Most of the literature reviewed did not show any specific glutamate drugs but rather showed the effect of established amine targeting and potential drugs based on the receptor pharmacology. Use of NMDA, AMPA and kainate agonists/antagonists in experiments and clinical investigations alongside existing drugs has gone a long way to show that the glutamate receptors are potential targets. Other drugs used in the treatment of depression are venlafaxine, which is a dose dependant dual serotonin and norepinephrine reuptake inhibitor used in mood stabilisation (Kulkarni and Dhir, (2007a)
Both SSRI and SNRI drugs however, do have a drawback only because they can take time before mood stabilization, which can be a problem for patients with suicidal tendencies (Skolnick et al., 2009). The beneficial effects outweigh the negative and hence their preference over tricyclics whose side effects are less than desirable.

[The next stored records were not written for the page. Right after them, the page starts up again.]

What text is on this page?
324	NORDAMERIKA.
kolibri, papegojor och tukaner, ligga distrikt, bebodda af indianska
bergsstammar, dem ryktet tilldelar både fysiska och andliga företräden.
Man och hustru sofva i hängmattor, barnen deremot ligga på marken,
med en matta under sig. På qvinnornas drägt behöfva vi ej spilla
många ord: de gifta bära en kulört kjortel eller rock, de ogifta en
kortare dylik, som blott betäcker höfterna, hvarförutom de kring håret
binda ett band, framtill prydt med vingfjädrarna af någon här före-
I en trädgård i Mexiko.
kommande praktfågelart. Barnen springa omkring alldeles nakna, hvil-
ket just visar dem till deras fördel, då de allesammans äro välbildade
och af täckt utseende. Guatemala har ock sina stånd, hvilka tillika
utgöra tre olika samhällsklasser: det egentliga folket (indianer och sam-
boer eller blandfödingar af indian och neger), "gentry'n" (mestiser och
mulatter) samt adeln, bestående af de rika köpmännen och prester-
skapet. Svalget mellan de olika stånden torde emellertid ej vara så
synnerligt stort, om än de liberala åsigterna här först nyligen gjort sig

There is still much to be learnt although progress is being made in discovering underlying causes and novel targets for the treatment of depression. The use of animal models has made it easier to mimic aspects of the condition and allows for a cheap and effective way of seeing the effects of potential and existing antidepressants. The different properties of receptors make for unique targets as each one responds differently and attention has until recently been on monoamine based treatments. Knowledge of the mechanisms of glutamatergic transmission and its possible role in depression has come a long way and makes for interesting targets of treatment.
Recommendations and Limitations
Future studies could expand the investigation on the use of non conventional antidepressant drug classes such as anxiolytics, as one way or the other pharmacology of different receptors shares similarities in the mechanisms and general course of action.